Para 2017, em particular, o plano é ainda mais ambicioso – serão 20 novas unidades. Cinco delas, incluindo a do Cidade Jardim, já foram abertas desde o início do ano.

Turbilhão inesperado

Ono trabalhou anos como presidente de empresas japonesas no Brasil antes de aceitar o desafio de começar os negócios da Daiso no país, há cinco anos. Topou pelo desafio que, até então, parecia quase impossível, de conquistar os brasileiros com bugigangas do Japão.

Depois de pesquisar bastante, concluiu que o endereço ideal para a abertura da primeira unidade seria a rua Direita, localizada em meio ao caos do centro da capital paulista. Com ele, apenas uma secretária, mantida até hoje, e um pequeno orçamento para a empreitada.

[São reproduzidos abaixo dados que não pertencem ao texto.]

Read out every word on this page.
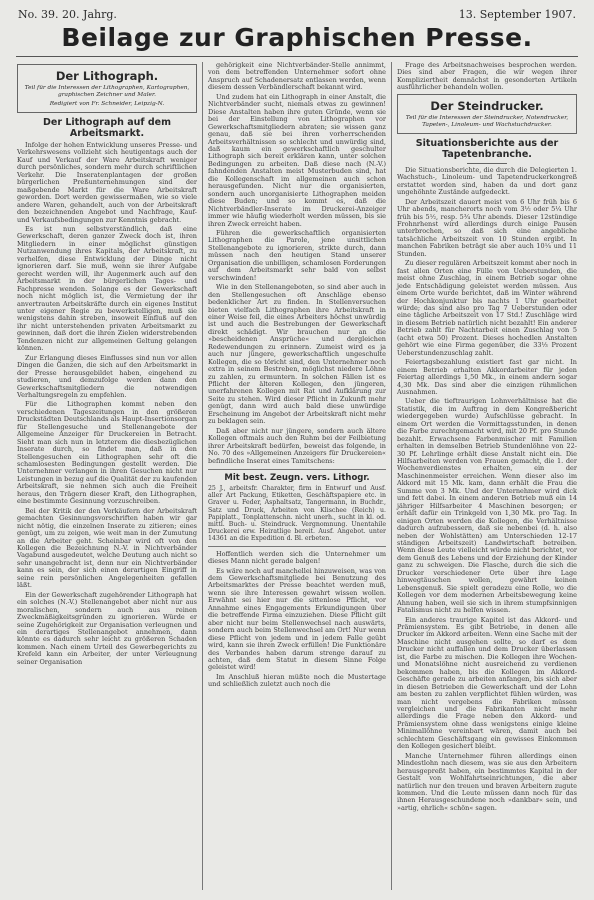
No. 39. 20. Jahrg.	13. September 1907.
Beilage zur Graphischen Presse.
Der Lithograph.
Teil für die Interessen der Lithographen, Kartographen, graphischen Zeichner und Maler.
Redigiert von Fr. Schneider, Leipzig-N.
Der Lithograph auf dem Arbeitsmarkt.

Infolge der hohen Entwicklung unseres Presse- und Verkehrswesens vollzieht sich heutigentags auch der Kauf und Verkauf der Ware Arbeitskraft weniger durch persönliches, sondern mehr durch schriftlichen Verkehr. Die Inseratenplantagen der großen bürgerlichen Preßunternehmungen sind der maßgebende Markt für die Ware Arbeitskraft geworden. Dort werden gewissermaßen, wie so viele andere Waren, gehandelt, auch von der Arbeitskraft den bezeichnenden Angebot und Nachfrage, Kauf- und Verkaufsbedingungen zur Kenntnis gebracht.

Es ist nun selbstverständlich, daß eine Gewerkschaft, deren ganzer Zweck doch ist, ihren Mitgliedern in einer möglichst günstigen Nutzanwendung ihres Kapitals, der Arbeitskraft, zu verhelfen, diese Entwicklung der Dinge nicht ignorieren darf. Sie muß, wenn sie ihrer Aufgabe gerecht werden will, ihr Augenmerk auch auf den Arbeitsmarkt in der bürgerlichen Tages- und Fachpresse wenden. Solange es der Gewerkschaft noch nicht möglich ist, die Vermietung der ihr anvertrauten Arbeitskräfte durch ein eigenes Institut unter eigener Regie zu bewerkstelligen, muß sie wenigstens dahin streben, insoweit Einfluß auf den ihr nicht unterstehenden privaten Arbeitsmarkt zu gewinnen, daß dort die ihren Zielen widerstrebenden Tendenzen nicht zur allgemeinen Geltung gelangen können.

Zur Erlangung dieses Einflusses sind nun vor allen Dingen die Ganzen, die sich auf den Arbeitsmarkt in der Presse herausgebildet haben, eingehend zu studieren, und demzufolge werden dann den Gewerkschaftsmitgliedern die notwendigen Verhaltungsregeln zu empfehlen.

Für die Lithographen kommt neben den verschiedenen Tageszeitungen in den größeren Druckstädten Deutschlands als Haupt-Insertionsorgan für Stellengesuche und Stellenangebote der Allgemeine Anzeiger für Druckereien in Betracht. Sieht man sich nun in letzterem die diesbezüglichen Inserate durch, so findet man, daß in den Stellengesuchen ein Lithographen sehr oft die schamlosesten Bedingungen gestellt werden. Die Unternehmer verlangen in ihren Gesuchen nicht nur Leistungen in bezug auf die Qualität der zu kaufenden Arbeitskraft, sie nehmen sich auch die Freiheit heraus, den Trägern dieser Kraft, den Lithographen, eine bestimmte Gesinnung vorzuschreiben.

Bei der Kritik der den Verkäufern der Arbeitskraft gemachten Gesinnungsvorschriften haben wir gar nicht nötig, die einzelnen Inserate zu zitieren; eines genügt, um zu zeigen, wie weit man in der Zumutung an die Arbeiter geht. Scheinbar wird oft von den Kollegen die Bezeichnung N.-V. in Nichtverbänder Vagabund ausgedeutet, welche Deutung auch nicht so sehr unangebracht ist, denn nur ein Nichtverbänder kann es sein, der sich einen derartigen Eingriff in seine rein persönlichen Angelegenheiten gefallen läßt.

Ein der Gewerkschaft zugehörender Lithograph hat ein solches (N.-V.) Stellenangebot aber nicht nur aus moralischen, sondern auch aus reinen Zweckmäßigkeitsgründen zu ignorieren. Würde er seine Zugehörigkeit zur Organisation verleugnen und ein derartiges Stellenangebot annehmen, dann könnte es dadurch sehr leicht zu größeren Schaden kommen. Nach einem Urteil des Gewerbegerichts zu Krefeld kann ein Arbeiter, der unter Verleugnung seiner Organisation

gehörigkeit eine Nichtverbänder-Stelle annimmt, von dem betreffenden Unternehmer sofort ohne Anspruch auf Schadenersatz entlassen werden, wenn diesem dessen Verbändlerschaft bekannt wird.

Und zudem hat ein Lithograph in einer Anstalt, die Nichtverbänder sucht, niemals etwas zu gewinnen! Diese Anstalten haben ihre guten Gründe, wenn sie bei der Einstellung von Lithographen vor Gewerkschaftsmitgliedern abraten; sie wissen ganz genau, daß sie bei ihren vorherrschenden Arbeitsverhältnissen so schlecht und unwürdig sind, daß kaum ein gewerkschaftlich geschulter Lithograph sich bereit erklären kann, unter solchen Bedingungen zu arbeiten. Daß diese nach (N.-V.) fahndenden Anstalten meist Musterbuden sind, hat die Kollegenschaft im allgemeinen auch schon herausgefunden. Nicht nur die organisierten, sondern auch unorganisierte Lithographen meiden diese Buden; und so kommt es, daß die Nichtverbändler-Inserate im Druckerei-Anzeiger immer wie häufig wiederholt werden müssen, bis sie ihren Zweck erreicht haben.

Führen die gewerkschaftlich organisierten Lithographen die Parole, jene unsittlichen Stellenangebote zu ignorieren, strikte durch, dann müssen nach den heutigen Stand unserer Organisation die unbilligen, schamlosen Forderungen auf dem Arbeitsmarkt sehr bald von selbst verschwinden!

Wie in den Stellenangeboten, so sind aber auch in den Stellengesuchen oft Anschläge ebenso bedenklicher Art zu finden. In Stellenversuchen bieten vielfach Lithographen ihre Arbeitskraft in einer Weise feil, die eines Arbeiters höchst unwürdig ist und auch die Bestrebungen der Gewerkschaft direkt schädigt. Wir brauchen nur an die »bescheidenen Ansprüche« und dergleichen Redewendungen zu erinnern. Zumeist wird es ja auch nur jüngere, gewerkschaftlich ungeschulte Kollegen, die so töricht sind, den Unternehmer noch extra in seinem Bestreben, möglichst niedere Löhne zu zahlen, zu ermuntern. In solchen Fällen ist es Pflicht der älteren Kollegen, den jüngeren, unerfahrenen Kollegen mit Rat und Aufklärung zur Seite zu stehen. Wird dieser Pflicht in Zukunft mehr genügt, dann wird auch bald diese unwürdige Erscheinung im Angebot der Arbeitskraft nicht mehr zu beklagen sein.

Daß aber nicht nur jüngere, sondern auch ältere Kollegen oftmals auch den Ruhm bei der Feilbietung ihrer Arbeitskraft bedürfen, beweist das folgende, in No. 70 des »Allgemeinen Anzeigers für Druckereien« befindliche Inserat eines Tamitschens:

Mit best. Zeugn. vers. Lithogr.

25 J., arbeitsfr. Charakter, firm in Entwurf und Ausf. aller Art Packung, Etiketten, Geschäftspapiere etc. in Graver u. Feder, Asphaltsatz, Tangermann, in Buchdr., Satz und Druck, Arbeiten von Klischee (Reich) u. Papiplatt., Tonplattenschn. nicht unerh., sucht in kl. od. mittl. Buch- u. Steindruck. Vergnomnung. Unentahile Druckerei erw. Heiratlige bereit. Ausf. Angebot. unter 14361 an die Expedition d. Bl. erbeten.

Hoffentlich werden sich die Unternehmer um dieses Mann nicht gerade balgen!

Es wäre noch auf manchellei hinzuweisen, was von dem Gewerkschaftsmitgliede bei Benutzung des Arbeitsmarktes der Presse beachtet werden muß, wenn sie ihre Interessen gewahrt wissen wollen. Erwähnt sei hier nur die sittenlose Pflicht, vor Annahme eines Engagements Erkundigungen über die betreffende Firma einzuziehen. Diese Pflicht gilt aber nicht nur beim Stellenwechsel nach auswärts, sondern auch beim Stellenwechsel am Ort! Nur wenn diese Pflicht von jedem und in jedem Falle geübt wird, kann sie ihren Zweck erfüllen! Die Funktionäre des Verbandes haben darum strenge darauf zu achten, daß dem Statut in diesem Sinne Folge geleistet wird!

Im Anschluß hieran müßte noch die Mustertage und schließlich zuletzt auch noch die

Frage des Arbeitsnachweises besprochen werden. Dies sind aber Fragen, die wir wegen ihrer Kompliziertheit demnächst in gesonderten Artikeln ausführlicher behandeln wollen.

Der Steindrucker.
Teil für die Interessen der Steindrucker, Notendrucker, Tapeten-, Linoleum- und Wachstuchdrucker.
Situationsberichte aus der Tapetenbranche.

Die Situationsberichte, die durch die Delegierten 1. Wachstuch-, Linoleum- und Tapetendruckerkongreß erstattet worden sind, haben da und dort ganz ungehöhnte Zustände aufgedeckt.

Der Arbeitszeit dauert meist von 6 Uhr früh bis 6 Uhr abends, mancherorts noch vom 3½ oder 5¼ Uhr früh bis 5½, resp. 5¾ Uhr abends. Dieser 12stündige Frohnrhenst wird allerdings durch einige Pausen unterbrochen, so daß sich eine angebliche tatsächliche Arbeitszeit von 10 Stunden ergibt. In manchen Fabriken beträgt sie aber auch 10¼ und 11 Stunden.

Zu dieser regulären Arbeitszeit kommt aber noch in fast allen Orten eine Fülle von Ueberstunden, die meist ohne Zuschlag, in einem Betrieb sogar ohne jede Entschädigung geleistet werden müssen. Aus einem Orte wurde berichtet, daß im Winter während der Hochkonjunktur bis nachts 1 Uhr gearbeitet würde; das sind also pro Tag 7 Ueberstunden oder eine tägliche Arbeitszeit von 17 Std.! Zuschläge wird in diesem Betrieb natürlich nicht bezahlt! Ein anderer Betrieb zahlt für Nachtarbeit einen Zuschlag von 5 (acht etwa 50) Prozent. Dieses hochedlen Anstalten gehört wie eine Firma gegenüber, die 33⅓ Prozent Ueberstundenzuschlag zahlt.

Feiertagsbezahlung existiert fast gar nicht. In einem Betrieb erhalten Akkordarbeiter für jeden Feiertag allerdings 1,50 Mk., in einem andern sogar 4,30 Mk. Das sind aber die einzigen rühmlichen Ausnahmen.

Ueber die tieftraurigen Lohnverhältnisse hat die Statistik, die im Auftrag in dem Kongreßbericht wiedergegeben wurde) Aufschlüsse gebracht. In einem Ort werden die Vormittagsstunden, in denen die Farbe zurechtgemacht wird, mit 20 Pf. pro Stunde bezahlt. Erwachsene Farbenmischer mit Familien erhalten in demselben Betrieb Stundenlöhne von 22- 30 Pf. Lehrlinge erhält diese Anstalt nicht ein. Die Hilfsarbeiten werden von Frauen gemacht, die 1. der Wochenverdienstes erhalten, ein der Maschinenmeister erreichen. Wenn dieser also im Akkord mit 15 Mk. kam, dann erhält die Frau die Summe von 3 Mk. Und der Unternehmer wird dick und fett dabei. In einem anderen Betrieb muß ein 14 jähriger Hilfsarbeiter 4 Maschinen besorgen; er erhält dafür ein Trinkgeld von 1,30 Mk. pro Tag. In einigen Orten werden die Kollegen, die Verhältnisse dadurch aufzubessern, daß sie nebenbei (d. h. also neben der Wohlstätten) am Unterschieden 12-17 ständigen Arbeitszeit) Landwirtschaft betreiben. Wenn diese Leute vielleicht würde nicht berichtet, vor dem Genuß des Lebens und der Erziehung der Kinder ganz zu schweigen. Die Flasche, durch die sich die Drucker verschiedener Orte über ihre Lage hinwegtäuschen wollen, gewährt keinen Lebensgenuß. Sie spielt geradezu eine Rolle, wo die Kollegen vor dem modernen Arbeitsbewegung keine Ahnung haben, weil sie sich in ihrem stumpfsinnigen Fatalismus nicht zu helfen wissen.

Ein anderes traurige Kapitel ist das Akkord- und Prämiensystem. Es gibt Betriebe, in denen alle Drucker im Akkord arbeiten. Wenn eine Sache mit der Maschine nicht ausgehen sollte, so darf es dem Drucker nicht auffallen und dem Drucker überlassen ist, die Farbe zu mischen. Die Kollegen ihre Wochen- und Monatslöhne nicht ausreichend zu verdienen bekommen haben, bis die Kollegen im Akkord-Geschäfte gerade zu arbeiten anfangen, bis sich aber in diesen Betrieben die Gewerkschaft und der Lohn am besten zu zahlen verpflichtet fühlen würden, was man nicht vergebens die Fabriken müssen vergleichen und die Fabrikanten nicht mehr allerdings die Frage neben den Akkord- und Prämiensystem ohne dass wenigstens einige kleine Minimallöhne vereinbart wären, damit auch bei schlechtem Geschäftsgang ein gewisses Einkommen den Kollegen gesichert bleibt.

Manche Unternehmer führen allerdings einen Mindestlohn nach diesem, was sie aus den Arbeitern herausgepreßt haben, ein bestimmtes Kapital in der Gestalt von Wohlfahrtseinrichtungen, die aber natürlich nur den treuen und braven Arbeitern zugute kommen. Und die Leute müssen dann noch für das ihnen Herausgeschundene noch »dankbar« sein, und »artig, ehrlich« schön« sagen.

O tino para o comércio e a fluência em japonês, adquirida nos 20 anos em que Reginaldo viveu no Japão, fez com que o terceiro funcionário da loja virasse gerente geral em três meses.

Pouco tempo depois, em março de 2013, já com uma equipe um pouco maior, o primeiro desafio da Daiso veio como um turbilhão inesperado. Produtos foram saqueados enquanto a loja era depredada durante o primeiro grande protesto na cidade daquele ano.

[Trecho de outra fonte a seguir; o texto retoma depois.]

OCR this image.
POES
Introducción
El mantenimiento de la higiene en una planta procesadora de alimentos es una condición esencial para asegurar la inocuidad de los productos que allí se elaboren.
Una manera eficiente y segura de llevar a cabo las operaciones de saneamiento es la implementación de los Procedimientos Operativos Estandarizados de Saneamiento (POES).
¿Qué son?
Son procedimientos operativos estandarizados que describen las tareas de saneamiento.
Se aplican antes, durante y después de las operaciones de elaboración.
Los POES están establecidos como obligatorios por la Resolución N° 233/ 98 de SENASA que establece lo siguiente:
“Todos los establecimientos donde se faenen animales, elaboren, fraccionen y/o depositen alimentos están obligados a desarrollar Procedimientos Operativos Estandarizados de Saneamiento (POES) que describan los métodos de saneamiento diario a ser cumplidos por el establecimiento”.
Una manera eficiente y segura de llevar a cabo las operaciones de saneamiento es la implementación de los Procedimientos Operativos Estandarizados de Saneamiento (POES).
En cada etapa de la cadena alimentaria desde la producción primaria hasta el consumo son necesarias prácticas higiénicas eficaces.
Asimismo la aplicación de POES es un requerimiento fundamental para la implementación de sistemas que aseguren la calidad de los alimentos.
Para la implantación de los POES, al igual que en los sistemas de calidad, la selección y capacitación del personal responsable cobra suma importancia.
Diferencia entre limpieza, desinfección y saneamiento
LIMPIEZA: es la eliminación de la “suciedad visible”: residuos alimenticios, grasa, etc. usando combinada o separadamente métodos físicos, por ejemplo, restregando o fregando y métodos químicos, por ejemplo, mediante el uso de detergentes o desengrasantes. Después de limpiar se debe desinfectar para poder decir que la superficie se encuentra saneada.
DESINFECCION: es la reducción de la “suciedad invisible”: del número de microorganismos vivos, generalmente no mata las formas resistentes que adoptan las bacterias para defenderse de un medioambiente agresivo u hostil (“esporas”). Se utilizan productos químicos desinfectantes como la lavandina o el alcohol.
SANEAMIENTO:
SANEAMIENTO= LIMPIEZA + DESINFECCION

O parco recurso que sobrou, entre estoque e caixa, abasteceu o ânimo dos funcionários para reerguer a loja, à beira da falência. Foi a primeira vez que, juntos, cantaram a canção japonesa, que viraria marca registrada da equipe nas futuras inaugurações de unidades.

“A força que precisamos ter para começar do nada nos deixou unidos, mais focados em fazer a empresa crescer”, lembra Gonçalves. “Deu certo”.

Página virada na Daiso

O crescimento veio – e rápido. O faturamento da rede saltou de 60 milhões de reais, em 2015, para 100 milhões de reais no ano seguinte, com a expectativa de superar 200 milhões de reais até dezembro.

O incremento veio com o maior volume vendido ao passar dos anos, já que o valor médio gasto pelos clientes nas lojas segue o mesmo, desde o início da operação: 35 reais por pessoa.

Entre os itens mais vendidos, um pouco de tudo. Para se ter ideia, a cada três segundos uma gravata e um par de cílios são vendidos por uma Daiso no país.

O número é compreensível quando se considera a variedade dos produtos da varejista. A cada mês, um comprador da loja encomenda 200 peças de produtos importados do Japão para o Brasil, por meio de um catálogo mundial da Daiso – o equivalente a um container por mês.

Todo o estoque dura, no máximo, três meses e a velocidade de vendas de cada item serve de termômetro para novos pedidos.

“Erramos muito no começo e erramos até hoje”, conta Ono. Questionado sobre o erro mais grotesco da loja ao comprar um item, ele não tem dúvida. “Uma luva que vai até o ombro, muito usada por japoneses que querem evitar sol ao dirigirem, não fez sucesso nenhum no Brasil e está encalhada até hoje”, responde, bem-humorado.

Para a loja do Cidade Jardim, a expectativa da empresa é maior em relação às demais. A meta é fazer com que o tícket médio da unidade seja de 50 reais. Tudo para compensar o investimento maior no endereço, de 1,5 milhão de reais.

“Queremos vender bem não Cidade Jardim quanto na internet e na Rua Direita, sem deixarmos de lado a personalidade da marca”, conta Reginaldo.

Além do país, a Daiso vem traçando planos para crescer também em outros países, como Tailândia e China, enquanto firma os pés no Japão como a maior varejista do país.

Enquanto os consumidores compram seus itens baratos e superficiais em uma de suas 4.000 lojas pelo mundo, a rede já construiu um império de 3,4 bilhões de dólares.